Retiring, Kubek, 29, was to fly home to Milwaukee. "I was going to sell
[Laughing Cowl cheese," he laughed. Instead, NBC poo-bah Dave Kennedy
grabbed him at "Mr. Laffs," Phil Linz's Manhattan club. The Peacocks had just
acquired "Game of the Week." Would Tony audition as backup analyst? At that
moment he did not think of Gehrig. Unlike the Iron Horse, luck had bounced
his way.

Kubek was curiously sensitive about 1960. Once 1983-89 "Game" partner
Bob Costas referenced Virdon's smash. "Tony put his hand on my thigh to
stop me. I relented so that circulation would resume." Doubtless he resented
it kaputing his career.

In 1954, teams could still break the bank for a bonus baby. Each wanted
Kubek, 17, "a painfully shy guy" who never dated in school. Papa took the
longer view. "Forget a big deal," said the ex-Triple-A Milwaukee Brewer.
"Their rules make you stay with the [parent] club." Dad wanted his stringbean
to mature in the bushes. Agreeing, the Yanks gave him just $3,000 to sign.

By 1957, Kubek reached NewYork, became Rookie of theYear, and made
the Classic. In Game Three, he homered twice at Milwaukee: Stripes, 12-3.
"Local people called my parents, heckling them." Next year Tony played
shortstop, third base, and entire outfield. "And in just one Series game! Casey
liked to be cute." He was fired in 1960, making Kubek the daily shortstop.
"He'll play there, period," new skipper Ralph Houk said, next year leading
shortstops in chances per game.

"Don't write about me, write about Kubek," Roger Maris told a reporter.
"He plays great every day, and fans don't know." Maris encored as MVP. He
and Mickey Mantle had 115 homers. Whitey Ford went 25-4. "Ellie
[Howard, catching] was a star. Moose [Skowron] at first, Kubek and Bobby
Richardson up the middle, [Clete] Boyer at third," said Allen. "Ft. Knox had
more holes."

In 1987, Kubek wrote Sixty-One: The Team, The Record, The Men, about a
consortium impossible to forget. "For pure excitement, never a season like
it." Nor, he added, a club like '61's.

Tony got married-"she's a social worker and has her master's degree"-was
drafted, and entered the Army. On August 7, 1962, homering, he returned
with the Switcher's flair. Thomas Wolfe thought he would never die. Kubek
could not imagine the Yanks' meridian might end.

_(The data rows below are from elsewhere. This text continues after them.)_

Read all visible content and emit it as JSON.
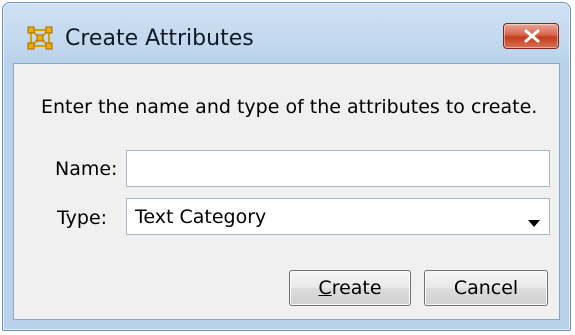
{
  "window": {
    "title": "Create Attributes",
    "instruction": "Enter the name and type of the attributes to create."
  },
  "form": {
    "name_label": "Name:",
    "name_value": "",
    "type_label": "Type:",
    "type_value": "Text Category"
  },
  "buttons": {
    "create_mnemonic": "C",
    "create_rest": "reate",
    "cancel_label": "Cancel"
  },
  "colors": {
    "titlebar": "#c2d8ee",
    "client_background": "#f0f0f0",
    "close_button": "#c43c1e",
    "app_icon": "#e8b400"
  },
  "icons": {
    "app": "network-grid-icon",
    "close": "close-icon",
    "dropdown": "chevron-down-icon"
  }
}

Each year Mel and Red
Barber invited him on their post-game show. Tony appeared once: the camera made him twittery. "I was the last guy you'd ever think of going into it." At
NBC, he began by becoming ill.

NewYork, April 1966. About fifty baseball, network, and ad officials discuss "Game"'s first year. Strangely, its primary match-Detroit-New York,
with Curt Gowdy and Pee Wee Reese-airs everywhere but there. "Blackout
rules gave them the `B' [backup] game," said Scotty Connal. Tony and Jim
Simpson beamed Reds-Cubs into Motown and the Apple.

A rain forecast is read for Tiger Stadium. Another report says that
Simpson has laryngitis. The crowd looks at Kubek. "If Simpson's got laryngitis
and somebody thinks I'm doin' the"-gulp, national "`Game' alone, I'll be
in the bathroom 'cause I'm going to be sick." Weather cleared. Simpson
healed. Tony reverted to the B's.

One Saturday morning the "A" game was rained out. "We learn the
whole network is ours," said Charlie Jones, Simpson's sub. "I'm thrilled.
Everyone'll see us."

Excusing himself, Kubek left the booth. "Thirty minutes before the
game, no Tony. Twenty, no Tony. Fifteen, no Tony." Finally, Tony.

"Where you been?" said Jones.

"Throwing up. I'm not ready to go national."

By 1968, he was. "The problem," said Connal, "is being hidden on the
backup."That fall a good Series hop found Tony's glove: he wowed as a field
reporter. "He wormed his way around, but I wasn't bitter," said Reese,
soon fired. "I just think if you don't have anything to say, you should shut
your mouth."

Kubek had a lot to say, though he was gangling, stuttered, and talked
too fast. "In the early seventies, Curt suggested that I work offseason on
my delivery." Buying a recorder, Tony often read poetry aloud for 20 minutes a day.

One night, Monday "Game" guest Howard Cosell began trashing baseball. "No amount of description can hide the fact that this game is lagging
insufferably."

"Baseball's athletes top everyone's," Kubek countered.

"No, my friend, try auto racing," smirked Cosell. Tony was almost
speechless. It did not become a trend.